(Par Jean René BE MISSANG)

Le Fonds de solidarité thérapeutique national mis en place par les autorités gabonaises, dans le cadre de la lutte contre le SIDA, a contribué à renforcer les capacités de prise en charge des malades du SIDA.

Crée en l’an 2000 à l’instigation du sommet de l’Union africaine (UA) tenu à Abuja, la capitale fédérale du Nigeria, le fonds est financé exclusivement par l’Etat gabonais à hauteur de un milliard de FCFA, destinés à l’achat des antirétroviraux devant être mis à la disposition des malades.

Avant la mise en place du fonds, les patients déboursaient de 400.000 à 600.000 FCFA pour la trithérapie (traitement médicamenteux associant trois principes agissant différemment), a expliqué le directeur général de la prévention du SIDA et coordonnateur des Centres de traitement ambulatoires (CTA), le Dr Guy-Patrick Obiang Ndong.

Grâce au Fonds, les malades bénéficient de la gratuité des antirétroviraux et des prestations des CTA, structures médicales spécialisées dans la prise en charge des malades, créées le 24 mars 2001.

Selon l’arrêté portant création des CTA, ‘’le traitement est gratuit pour les femmes enceintes, les élèves, les étudiants, les retraités et toutes les personnes dont le revenu est inférieur à 150.000 FCFA’’. En revanche, une contribution allant de 2000 à 10.000 FCFA est demandée aux malades ayant un revenu supérieur à 150.000 FCFA.

Le Gabon s’est doté de quinze centres de prise en charge des malades du SIDA, dont quatre à Libreville, la capitale, qui dispose également de deux CTA contre un pour chacune des neuf provinces du pays.

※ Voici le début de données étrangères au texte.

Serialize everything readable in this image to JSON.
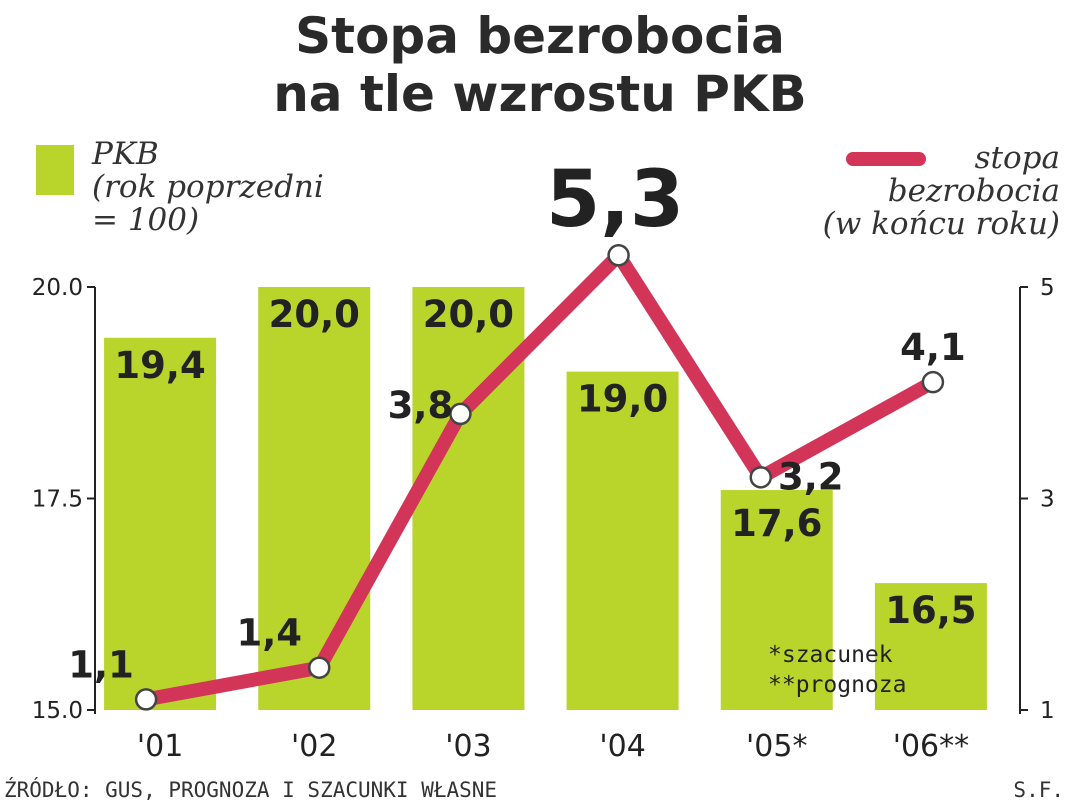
{
  "title_line1": "Stopa bezrobocia",
  "title_line2": "na tle wzrostu PKB",
  "legend": {
    "pkb": [
      "PKB",
      "(rok poprzedni",
      "= 100)"
    ],
    "stopa": [
      "stopa",
      "bezrobocia",
      "(w końcu roku)"
    ]
  },
  "notes": [
    "*szacunek",
    "**prognoza"
  ],
  "source": "ŹRÓDŁO: GUS, PROGNOZA I SZACUNKI WŁASNE",
  "author": "S.F.",
  "colors": {
    "bar": "#b9d52b",
    "line": "#d23557"
  },
  "chart_data": {
    "type": "bar",
    "categories": [
      "'01",
      "'02",
      "'03",
      "'04",
      "'05*",
      "'06**"
    ],
    "series": [
      {
        "name": "PKB (rok poprzedni = 100)",
        "type": "bar",
        "axis": "left",
        "values": [
          19.4,
          20.0,
          20.0,
          19.0,
          17.6,
          16.5
        ],
        "labels": [
          "19,4",
          "20,0",
          "20,0",
          "19,0",
          "17,6",
          "16,5"
        ]
      },
      {
        "name": "stopa bezrobocia (w końcu roku)",
        "type": "line",
        "axis": "right",
        "values": [
          1.1,
          1.4,
          3.8,
          5.3,
          3.2,
          4.1
        ],
        "labels": [
          "1,1",
          "1,4",
          "3,8",
          "5,3",
          "3,2",
          "4,1"
        ]
      }
    ],
    "y_left": {
      "ticks": [
        "20.0",
        "17.5",
        "15.0"
      ],
      "tick_values": [
        20.0,
        17.5,
        15.0
      ],
      "range": [
        15.0,
        20.0
      ]
    },
    "y_right": {
      "ticks": [
        "5",
        "3",
        "1"
      ],
      "tick_values": [
        5,
        3,
        1
      ],
      "range": [
        1,
        5
      ]
    }
  }
}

Libreville.

L’hôpital Schweitzer de Lambaréné (centre) et l’hôpital de Bongolo, dans la province de la Ngounié (sud), disposent chacun d’un CTA, une structure qui comprend un service social chargé de moduler la contribution des patients en fonction de leurs statuts socioprofessionnels (revenus, charges sociales, situation familiale, nombre d’enfants à charge, type d’habitat, entourage familial…).

Le bilan pré thérapeutique qui sert à évaluer l’état biologique du patient coûte 10.000 FCFA mais il peut également être gratuit pour certains malades. Face aux nombreux cas sociaux, le service social fait preuve d’indulgence. C’est ainsi que le Fonds thérapeutique peut aussi prendre en compte la consultation médicale et les maladies opportunistes.

Selon un infirmier du CTA du Centre hospitalier de Libreville (CHL), le traitement antirétroviral est à vie et nécessite une certaine discipline du patient qui doit prendre régulièrement et en permanence ses médicaments et faire des contrôles périodiques.

Il a indiqué que l’achat des médicaments antirétroviraux relève de l’Office pharmaceutique national (OPN), qui en assure aussi la distribution.